Curve ball thrown before London Show finally lands!
The board comes in two forms, one with RISC OS 5.23 and the other with Linux, though it is only the RISC OS version that is currently available. It is based around a Sitara 1.5GHz Cortex-A15 applications processor, and supplied with RISC OS, which is programmed to start up from the on board boot flash.
Whereas the other modern boards on which RISC OS runs, such as the BeagleBoard or the Raspberry Pi, were developed for other purposes, and RISC OS was ported to run on them by some very talented people, the Titanium board was designed from the outset with RISC OS in mind.
The board, which is priced at £415.00 plus VAT and postage, features:
- A Texas Instruments AM5728 Sitara Processor, which features dual Cortex-A15, Cortex-M4 IPU, C66x floating point DSP, and SGX544 3D GPU cores – though note that RISC OS doesn’t at present benefit from all of that.
- 8MB of operating system boot flash, preprogrammed with RISC OS 5.23
- 2GB of DRAM and 2.5MB of on chip fast SRAM.
- Two gigabit Ethernet sockets.
- Two DVI video connections – though with RISC OS, using the second currently shows a test card.
- Six rear USB ports and two more potentially available from the front via a connector on the board.
- A four port SATA interface for hard disc, SSD, or optical drives.
- Two serial ports.
- A micro-SD card socket.
- Stereo audio out, with mono downmix to internal 8ohm speaker.
- Two PCI express sockets for expansion cards such as parallel ports.
- A real time clock, configuration EEPROM, and unique ID chip.
- Connections for standard front panel power/reset buttons and status LEDs.
The board’s dimensions are 6.7″ by 8″ – which is Mini-DTX – with mounting holes to match those found on ATX and micro ATX motherboards, which means the Titanium should fit comfortably in the commonly available ATX form factor cases.
Optional accessories available include a printed Technical Reference Manual and I/O back panel.
To make use of the board, you will obviously need to source a suitable case and power supply, along with all the usual peripherals – mouse, keyboard, screen (with a DVI-D or DVI-I input) and so on.

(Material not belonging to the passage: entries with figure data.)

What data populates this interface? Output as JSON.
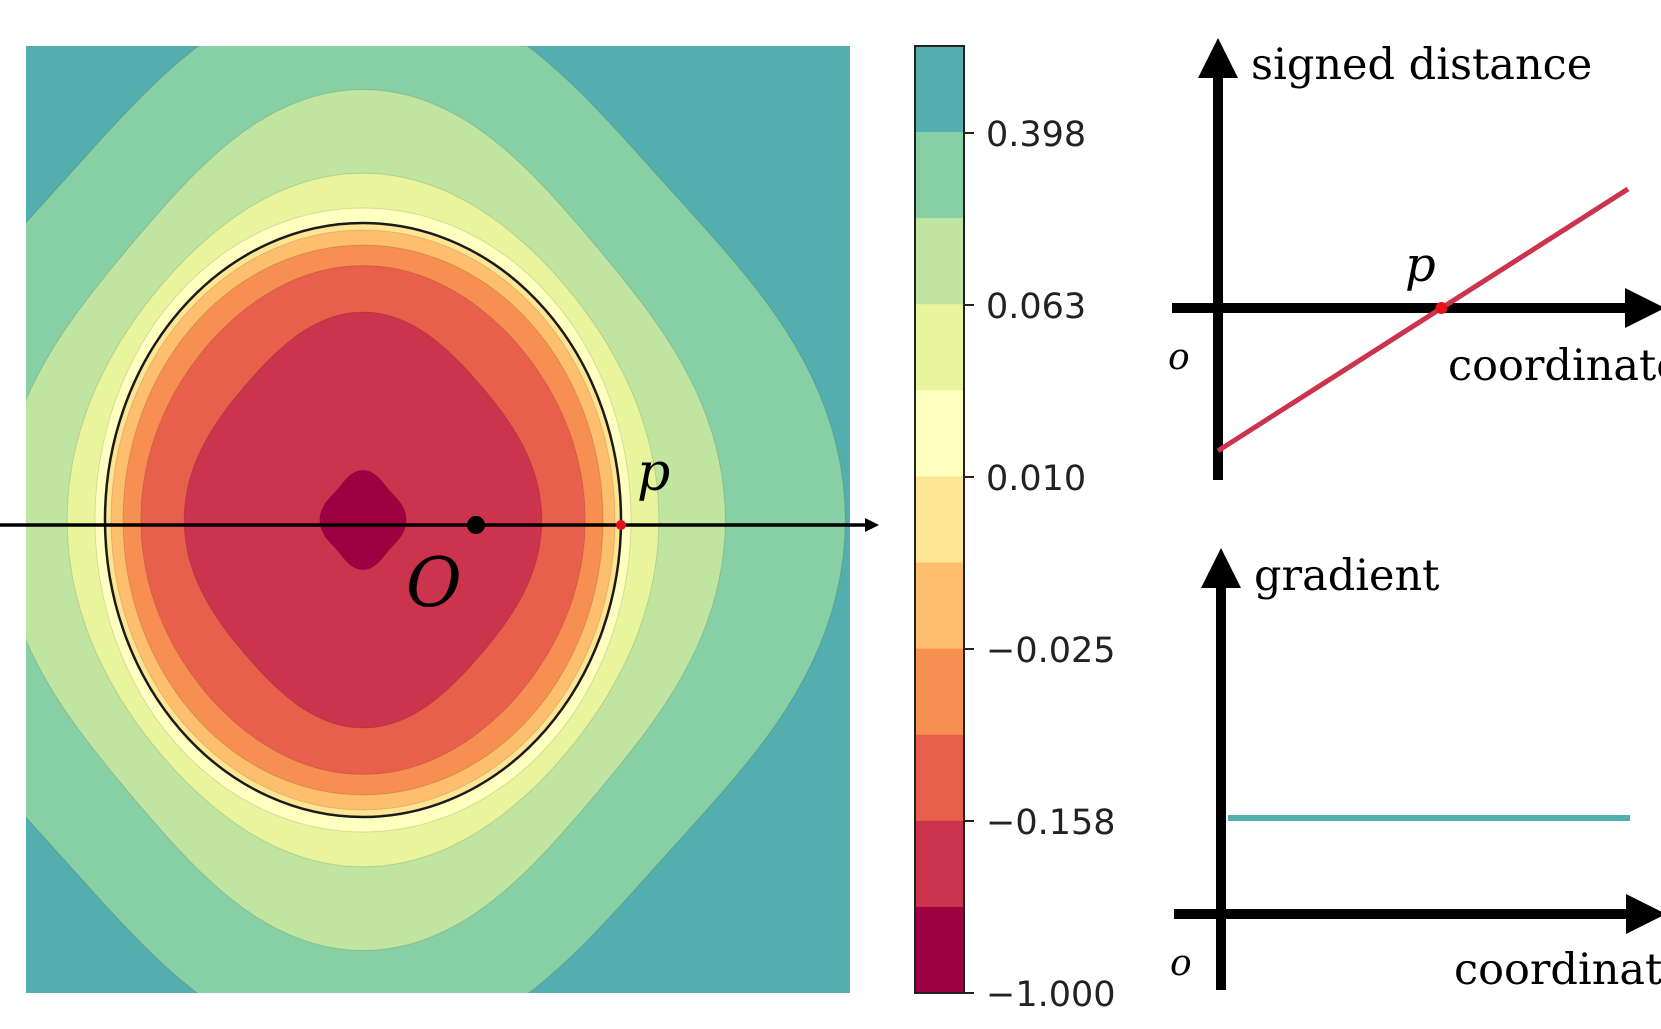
{
  "contour_map": {
    "origin_label": "O",
    "point_label": "p",
    "level_colors": [
      "#9e0142",
      "#cc334c",
      "#e8604c",
      "#f78e52",
      "#fdbe6e",
      "#fee593",
      "#ffffbf",
      "#e9f59c",
      "#bfe5a0",
      "#87cfa4",
      "#54aead"
    ],
    "zero_contour_color": "#000000"
  },
  "colorbar": {
    "ticks": [
      "0.398",
      "0.063",
      "0.010",
      "−0.025",
      "−0.158",
      "−1.000"
    ],
    "colors_top_to_bottom": [
      "#54aead",
      "#87cfa4",
      "#bfe5a0",
      "#e9f59c",
      "#ffffbf",
      "#fee593",
      "#fdbe6e",
      "#f78e52",
      "#e8604c",
      "#cc334c",
      "#9e0142"
    ]
  },
  "chart_data": [
    {
      "type": "line",
      "title": "",
      "ylabel": "signed distance",
      "xlabel": "coordinate",
      "origin_label": "o",
      "point_label": "p",
      "x_range": [
        0,
        1
      ],
      "y_range": [
        -0.6,
        0.6
      ],
      "series": [
        {
          "name": "signed distance",
          "color": "#cc334c",
          "x": [
            0,
            1
          ],
          "y": [
            -0.6,
            0.5
          ]
        }
      ],
      "zero_crossing": 0.545
    },
    {
      "type": "line",
      "title": "",
      "ylabel": "gradient",
      "xlabel": "coordinate",
      "origin_label": "o",
      "x_range": [
        0,
        1
      ],
      "y_range": [
        0,
        1.6
      ],
      "series": [
        {
          "name": "gradient",
          "color": "#54aead",
          "x": [
            0,
            1
          ],
          "y": [
            1,
            1
          ]
        }
      ]
    }
  ]
}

The power supply in particular needs to be ATX12V version 2.3 or later compliant; earlier versions had minimum load currents, below which they may not switch on – and the low-powered Titanium may be below that minimum.
For those who may be a little more squeamish about turning a motherboard and components sourced elsewhere into a working machine, another option would be to purchase a complete system, with the board already put together with components tested and known to be suitable. Elesar Ltd doesn’t offer complete systems, so recommends contacting either CJE Micro’s or R-Comp Interactive to see what they have available – or wait to see what the two companies announce themselves.